Bisnis.com, JAKARTA — Sebanyak 33 provinsi di Indonesia tercatat belum membelanjakan anggarannya dengan optimal. Hanya Provinsi Jawa Tengah yang realisasi belanjanya lebih tinggi dari realisasi pendapatan.
Hal tersebut disampaikan oleh Menteri Keuangan Sri Mulyani Indrawati dalam konferensi pers APBN KiTa, Kamis (23/9/2021). Dia menjelaskan bahwa hampir seluruh provinsi belum merealisasikan anggaran pendapatan dan belanja daerah (APBD) dengan maksimal.
Kementerian Keuangan mencatat bahwa pada Januari–Agustus 2021, realisasi pendapatan APBD mencapai 53,7 persen dari target. Adapun, realisasi belanja APBD hingga Agustus 2021 tercatat 44,2 persen dari target, atau terdapat selisih sekitar 9,5 persen dengan pendapatan.
"Terlihat ada daerah yang jumlah realisasi pendapatan dan belanjanya mendekati, ada daerah yang pendapatan transfernya cukup besar tapi belanjanya masih jauh lebih rendah. Mayoritas [provinsi] jumlah belanjanya lebih rendah [dari pendapatannya]," ujar Sri Mulyani, Kamis (23/9/2021).
Dia menilai bahwa pemerintah pusat melakukan transfer dana ke APBD sesuai dengan tata kelola penyaluran. Namun, pemerintah daerah masih belum membelanjakan sesuai dengan dana yang mereka terima.
Lambatnya realisasi APBD dapat berimbas secara langsung maupun tidak langsung bagi masyarakat. Menurut Sri Mulyani, salah satu dampak paling terlihat dari lambannya realisasi anggaran adalah terlambatnya penyerahan insentif tenaga kesehatan.
Dari 34 provinsi di Indonesia, hanya Jawa Tengah yang mencatatkan realisasi belanja di atas realisasi pendapatan, yakni selisih 0,63 persen. Sebaliknya, Provinsi Banten mencatatkan realisasi belanja paling kecil dibandingkan pendapatannya, yakni terpaut selisih 19,7 persen.
Lambatnya realisasi belanja APBD turut terlihat dari naiknya simpanan dana pemerintah daerah di perbankan. Kementerian Keuangan mencatat bahwa pada Agustus 2021, simpanan pemerintah daerah sebesar Rp178,95 triliun naik 3,01 persen (month-to-month/mtm) atau Rp5,22 triliun.
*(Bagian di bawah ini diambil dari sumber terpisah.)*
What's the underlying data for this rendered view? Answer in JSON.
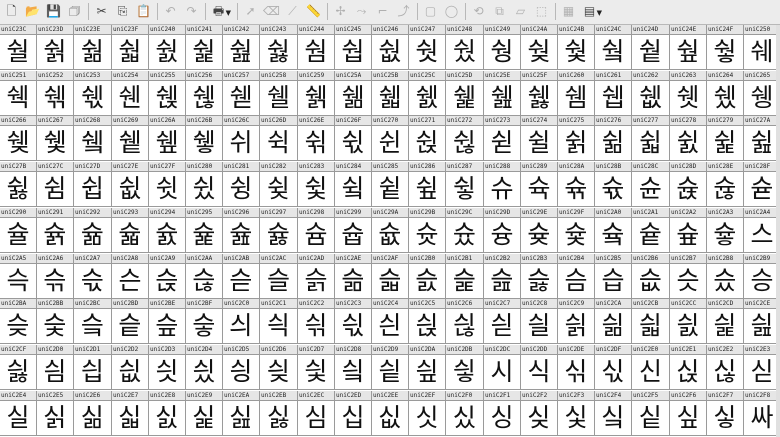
{
  "toolbar": {
    "buttons": [
      {
        "name": "new-file",
        "icon": "new-file-icon",
        "glyph": "🗋"
      },
      {
        "name": "open",
        "icon": "open-folder-icon",
        "glyph": "📂"
      },
      {
        "name": "save",
        "icon": "save-icon",
        "glyph": "💾"
      },
      {
        "name": "save-all",
        "icon": "save-all-icon",
        "glyph": "🗇"
      },
      {
        "sep": true
      },
      {
        "name": "cut",
        "icon": "scissors-icon",
        "glyph": "✂"
      },
      {
        "name": "copy",
        "icon": "copy-icon",
        "glyph": "⎘"
      },
      {
        "name": "paste",
        "icon": "paste-icon",
        "glyph": "📋"
      },
      {
        "sep": true
      },
      {
        "name": "undo",
        "icon": "undo-icon",
        "glyph": "↶",
        "disabled": true
      },
      {
        "name": "redo",
        "icon": "redo-icon",
        "glyph": "↷",
        "disabled": true
      },
      {
        "sep": true
      },
      {
        "name": "print",
        "icon": "print-icon",
        "glyph": "🖶",
        "drop": true
      },
      {
        "sep": true
      },
      {
        "name": "pointer",
        "icon": "pointer-icon",
        "glyph": "➚",
        "disabled": true
      },
      {
        "name": "eraser",
        "icon": "eraser-icon",
        "glyph": "⌫",
        "disabled": true
      },
      {
        "name": "knife",
        "icon": "knife-icon",
        "glyph": "⟋",
        "disabled": true
      },
      {
        "name": "ruler",
        "icon": "ruler-icon",
        "glyph": "📏",
        "disabled": true
      },
      {
        "sep": true
      },
      {
        "name": "add-point",
        "icon": "add-point-icon",
        "glyph": "✢",
        "disabled": true
      },
      {
        "name": "add-curve",
        "icon": "add-curve-icon",
        "glyph": "⤳",
        "disabled": true
      },
      {
        "name": "add-corner",
        "icon": "add-corner-icon",
        "glyph": "⌐",
        "disabled": true
      },
      {
        "name": "add-tangent",
        "icon": "add-tangent-icon",
        "glyph": "⤴",
        "disabled": true
      },
      {
        "sep": true
      },
      {
        "name": "rectangle",
        "icon": "rectangle-icon",
        "glyph": "▢",
        "disabled": true
      },
      {
        "name": "ellipse",
        "icon": "ellipse-icon",
        "glyph": "◯",
        "disabled": true
      },
      {
        "sep": true
      },
      {
        "name": "rotate",
        "icon": "rotate-icon",
        "glyph": "⟲",
        "disabled": true
      },
      {
        "name": "scale",
        "icon": "scale-icon",
        "glyph": "⧉",
        "disabled": true
      },
      {
        "name": "skew",
        "icon": "skew-icon",
        "glyph": "▱",
        "disabled": true
      },
      {
        "name": "flip",
        "icon": "flip-icon",
        "glyph": "⬚",
        "disabled": true
      },
      {
        "sep": true
      },
      {
        "name": "grid-view",
        "icon": "grid-view-icon",
        "glyph": "▦",
        "disabled": true
      },
      {
        "name": "display-options",
        "icon": "display-options-icon",
        "glyph": "▤",
        "drop": true
      }
    ]
  },
  "grid": {
    "rows": [
      [
        {
          "c": "uniC23C",
          "g": "숼"
        },
        {
          "c": "uniC23D",
          "g": "숽"
        },
        {
          "c": "uniC23E",
          "g": "숾"
        },
        {
          "c": "uniC23F",
          "g": "숿"
        },
        {
          "c": "uniC240",
          "g": "쉀"
        },
        {
          "c": "uniC241",
          "g": "쉁"
        },
        {
          "c": "uniC242",
          "g": "쉂"
        },
        {
          "c": "uniC243",
          "g": "쉃"
        },
        {
          "c": "uniC244",
          "g": "쉄"
        },
        {
          "c": "uniC245",
          "g": "쉅"
        },
        {
          "c": "uniC246",
          "g": "쉆"
        },
        {
          "c": "uniC247",
          "g": "쉇"
        },
        {
          "c": "uniC248",
          "g": "쉈"
        },
        {
          "c": "uniC249",
          "g": "쉉"
        },
        {
          "c": "uniC24A",
          "g": "쉊"
        },
        {
          "c": "uniC24B",
          "g": "쉋"
        },
        {
          "c": "uniC24C",
          "g": "쉌"
        },
        {
          "c": "uniC24D",
          "g": "쉍"
        },
        {
          "c": "uniC24E",
          "g": "쉎"
        },
        {
          "c": "uniC24F",
          "g": "쉏"
        },
        {
          "c": "uniC250",
          "g": "쉐"
        }
      ],
      [
        {
          "c": "uniC251",
          "g": "쉑"
        },
        {
          "c": "uniC252",
          "g": "쉒"
        },
        {
          "c": "uniC253",
          "g": "쉓"
        },
        {
          "c": "uniC254",
          "g": "쉔"
        },
        {
          "c": "uniC255",
          "g": "쉕"
        },
        {
          "c": "uniC256",
          "g": "쉖"
        },
        {
          "c": "uniC257",
          "g": "쉗"
        },
        {
          "c": "uniC258",
          "g": "쉘"
        },
        {
          "c": "uniC259",
          "g": "쉙"
        },
        {
          "c": "uniC25A",
          "g": "쉚"
        },
        {
          "c": "uniC25B",
          "g": "쉛"
        },
        {
          "c": "uniC25C",
          "g": "쉜"
        },
        {
          "c": "uniC25D",
          "g": "쉝"
        },
        {
          "c": "uniC25E",
          "g": "쉞"
        },
        {
          "c": "uniC25F",
          "g": "쉟"
        },
        {
          "c": "uniC260",
          "g": "쉠"
        },
        {
          "c": "uniC261",
          "g": "쉡"
        },
        {
          "c": "uniC262",
          "g": "쉢"
        },
        {
          "c": "uniC263",
          "g": "쉣"
        },
        {
          "c": "uniC264",
          "g": "쉤"
        },
        {
          "c": "uniC265",
          "g": "쉥"
        }
      ],
      [
        {
          "c": "uniC266",
          "g": "쉦"
        },
        {
          "c": "uniC267",
          "g": "쉧"
        },
        {
          "c": "uniC268",
          "g": "쉨"
        },
        {
          "c": "uniC269",
          "g": "쉩"
        },
        {
          "c": "uniC26A",
          "g": "쉪"
        },
        {
          "c": "uniC26B",
          "g": "쉫"
        },
        {
          "c": "uniC26C",
          "g": "쉬"
        },
        {
          "c": "uniC26D",
          "g": "쉭"
        },
        {
          "c": "uniC26E",
          "g": "쉮"
        },
        {
          "c": "uniC26F",
          "g": "쉯"
        },
        {
          "c": "uniC270",
          "g": "쉰"
        },
        {
          "c": "uniC271",
          "g": "쉱"
        },
        {
          "c": "uniC272",
          "g": "쉲"
        },
        {
          "c": "uniC273",
          "g": "쉳"
        },
        {
          "c": "uniC274",
          "g": "쉴"
        },
        {
          "c": "uniC275",
          "g": "쉵"
        },
        {
          "c": "uniC276",
          "g": "쉶"
        },
        {
          "c": "uniC277",
          "g": "쉷"
        },
        {
          "c": "uniC278",
          "g": "쉸"
        },
        {
          "c": "uniC279",
          "g": "쉹"
        },
        {
          "c": "uniC27A",
          "g": "쉺"
        }
      ],
      [
        {
          "c": "uniC27B",
          "g": "쉻"
        },
        {
          "c": "uniC27C",
          "g": "쉼"
        },
        {
          "c": "uniC27D",
          "g": "쉽"
        },
        {
          "c": "uniC27E",
          "g": "쉾"
        },
        {
          "c": "uniC27F",
          "g": "쉿"
        },
        {
          "c": "uniC280",
          "g": "슀"
        },
        {
          "c": "uniC281",
          "g": "슁"
        },
        {
          "c": "uniC282",
          "g": "슂"
        },
        {
          "c": "uniC283",
          "g": "슃"
        },
        {
          "c": "uniC284",
          "g": "슄"
        },
        {
          "c": "uniC285",
          "g": "슅"
        },
        {
          "c": "uniC286",
          "g": "슆"
        },
        {
          "c": "uniC287",
          "g": "슇"
        },
        {
          "c": "uniC288",
          "g": "슈"
        },
        {
          "c": "uniC289",
          "g": "슉"
        },
        {
          "c": "uniC28A",
          "g": "슊"
        },
        {
          "c": "uniC28B",
          "g": "슋"
        },
        {
          "c": "uniC28C",
          "g": "슌"
        },
        {
          "c": "uniC28D",
          "g": "슍"
        },
        {
          "c": "uniC28E",
          "g": "슎"
        },
        {
          "c": "uniC28F",
          "g": "슏"
        }
      ],
      [
        {
          "c": "uniC290",
          "g": "슐"
        },
        {
          "c": "uniC291",
          "g": "슑"
        },
        {
          "c": "uniC292",
          "g": "슒"
        },
        {
          "c": "uniC293",
          "g": "슓"
        },
        {
          "c": "uniC294",
          "g": "슔"
        },
        {
          "c": "uniC295",
          "g": "슕"
        },
        {
          "c": "uniC296",
          "g": "슖"
        },
        {
          "c": "uniC297",
          "g": "슗"
        },
        {
          "c": "uniC298",
          "g": "슘"
        },
        {
          "c": "uniC299",
          "g": "슙"
        },
        {
          "c": "uniC29A",
          "g": "슚"
        },
        {
          "c": "uniC29B",
          "g": "슛"
        },
        {
          "c": "uniC29C",
          "g": "슜"
        },
        {
          "c": "uniC29D",
          "g": "슝"
        },
        {
          "c": "uniC29E",
          "g": "슞"
        },
        {
          "c": "uniC29F",
          "g": "슟"
        },
        {
          "c": "uniC2A0",
          "g": "슠"
        },
        {
          "c": "uniC2A1",
          "g": "슡"
        },
        {
          "c": "uniC2A2",
          "g": "슢"
        },
        {
          "c": "uniC2A3",
          "g": "슣"
        },
        {
          "c": "uniC2A4",
          "g": "스"
        }
      ],
      [
        {
          "c": "uniC2A5",
          "g": "슥"
        },
        {
          "c": "uniC2A6",
          "g": "슦"
        },
        {
          "c": "uniC2A7",
          "g": "슧"
        },
        {
          "c": "uniC2A8",
          "g": "슨"
        },
        {
          "c": "uniC2A9",
          "g": "슩"
        },
        {
          "c": "uniC2AA",
          "g": "슪"
        },
        {
          "c": "uniC2AB",
          "g": "슫"
        },
        {
          "c": "uniC2AC",
          "g": "슬"
        },
        {
          "c": "uniC2AD",
          "g": "슭"
        },
        {
          "c": "uniC2AE",
          "g": "슮"
        },
        {
          "c": "uniC2AF",
          "g": "슯"
        },
        {
          "c": "uniC2B0",
          "g": "슰"
        },
        {
          "c": "uniC2B1",
          "g": "슱"
        },
        {
          "c": "uniC2B2",
          "g": "슲"
        },
        {
          "c": "uniC2B3",
          "g": "슳"
        },
        {
          "c": "uniC2B4",
          "g": "슴"
        },
        {
          "c": "uniC2B5",
          "g": "습"
        },
        {
          "c": "uniC2B6",
          "g": "슶"
        },
        {
          "c": "uniC2B7",
          "g": "슷"
        },
        {
          "c": "uniC2B8",
          "g": "슸"
        },
        {
          "c": "uniC2B9",
          "g": "승"
        }
      ],
      [
        {
          "c": "uniC2BA",
          "g": "슺"
        },
        {
          "c": "uniC2BB",
          "g": "슻"
        },
        {
          "c": "uniC2BC",
          "g": "슼"
        },
        {
          "c": "uniC2BD",
          "g": "슽"
        },
        {
          "c": "uniC2BE",
          "g": "슾"
        },
        {
          "c": "uniC2BF",
          "g": "슿"
        },
        {
          "c": "uniC2C0",
          "g": "싀"
        },
        {
          "c": "uniC2C1",
          "g": "싁"
        },
        {
          "c": "uniC2C2",
          "g": "싂"
        },
        {
          "c": "uniC2C3",
          "g": "싃"
        },
        {
          "c": "uniC2C4",
          "g": "싄"
        },
        {
          "c": "uniC2C5",
          "g": "싅"
        },
        {
          "c": "uniC2C6",
          "g": "싆"
        },
        {
          "c": "uniC2C7",
          "g": "싇"
        },
        {
          "c": "uniC2C8",
          "g": "싈"
        },
        {
          "c": "uniC2C9",
          "g": "싉"
        },
        {
          "c": "uniC2CA",
          "g": "싊"
        },
        {
          "c": "uniC2CB",
          "g": "싋"
        },
        {
          "c": "uniC2CC",
          "g": "싌"
        },
        {
          "c": "uniC2CD",
          "g": "싍"
        },
        {
          "c": "uniC2CE",
          "g": "싎"
        }
      ],
      [
        {
          "c": "uniC2CF",
          "g": "싏"
        },
        {
          "c": "uniC2D0",
          "g": "싐"
        },
        {
          "c": "uniC2D1",
          "g": "싑"
        },
        {
          "c": "uniC2D2",
          "g": "싒"
        },
        {
          "c": "uniC2D3",
          "g": "싓"
        },
        {
          "c": "uniC2D4",
          "g": "싔"
        },
        {
          "c": "uniC2D5",
          "g": "싕"
        },
        {
          "c": "uniC2D6",
          "g": "싖"
        },
        {
          "c": "uniC2D7",
          "g": "싗"
        },
        {
          "c": "uniC2D8",
          "g": "싘"
        },
        {
          "c": "uniC2D9",
          "g": "싙"
        },
        {
          "c": "uniC2DA",
          "g": "싚"
        },
        {
          "c": "uniC2DB",
          "g": "싛"
        },
        {
          "c": "uniC2DC",
          "g": "시"
        },
        {
          "c": "uniC2DD",
          "g": "식"
        },
        {
          "c": "uniC2DE",
          "g": "싞"
        },
        {
          "c": "uniC2DF",
          "g": "싟"
        },
        {
          "c": "uniC2E0",
          "g": "신"
        },
        {
          "c": "uniC2E1",
          "g": "싡"
        },
        {
          "c": "uniC2E2",
          "g": "싢"
        },
        {
          "c": "uniC2E3",
          "g": "싣"
        }
      ],
      [
        {
          "c": "uniC2E4",
          "g": "실"
        },
        {
          "c": "uniC2E5",
          "g": "싥"
        },
        {
          "c": "uniC2E6",
          "g": "싦"
        },
        {
          "c": "uniC2E7",
          "g": "싧"
        },
        {
          "c": "uniC2E8",
          "g": "싨"
        },
        {
          "c": "uniC2E9",
          "g": "싩"
        },
        {
          "c": "uniC2EA",
          "g": "싪"
        },
        {
          "c": "uniC2EB",
          "g": "싫"
        },
        {
          "c": "uniC2EC",
          "g": "심"
        },
        {
          "c": "uniC2ED",
          "g": "십"
        },
        {
          "c": "uniC2EE",
          "g": "싮"
        },
        {
          "c": "uniC2EF",
          "g": "싯"
        },
        {
          "c": "uniC2F0",
          "g": "싰"
        },
        {
          "c": "uniC2F1",
          "g": "싱"
        },
        {
          "c": "uniC2F2",
          "g": "싲"
        },
        {
          "c": "uniC2F3",
          "g": "싳"
        },
        {
          "c": "uniC2F4",
          "g": "싴"
        },
        {
          "c": "uniC2F5",
          "g": "싵"
        },
        {
          "c": "uniC2F6",
          "g": "싶"
        },
        {
          "c": "uniC2F7",
          "g": "싷"
        },
        {
          "c": "uniC2F8",
          "g": "싸"
        }
      ]
    ]
  }
}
Kementerian Keuangan pun mencatat bahwa masih terdapat provinsi dengan nilai simpanan yang lebih besar dibandingkan dengan biaya operasional tiga bulan ke depan. Selisih tertinggi dicatatkan oleh Jawa Timur (Rp9,9 triliun), Aceh (Rp4,3 triliun), dan Jawa Tengah (Rp4,2 triliun).
"Pemanfaatan kas di daerah perlu lebih optimal," ujar Sri Mulyani.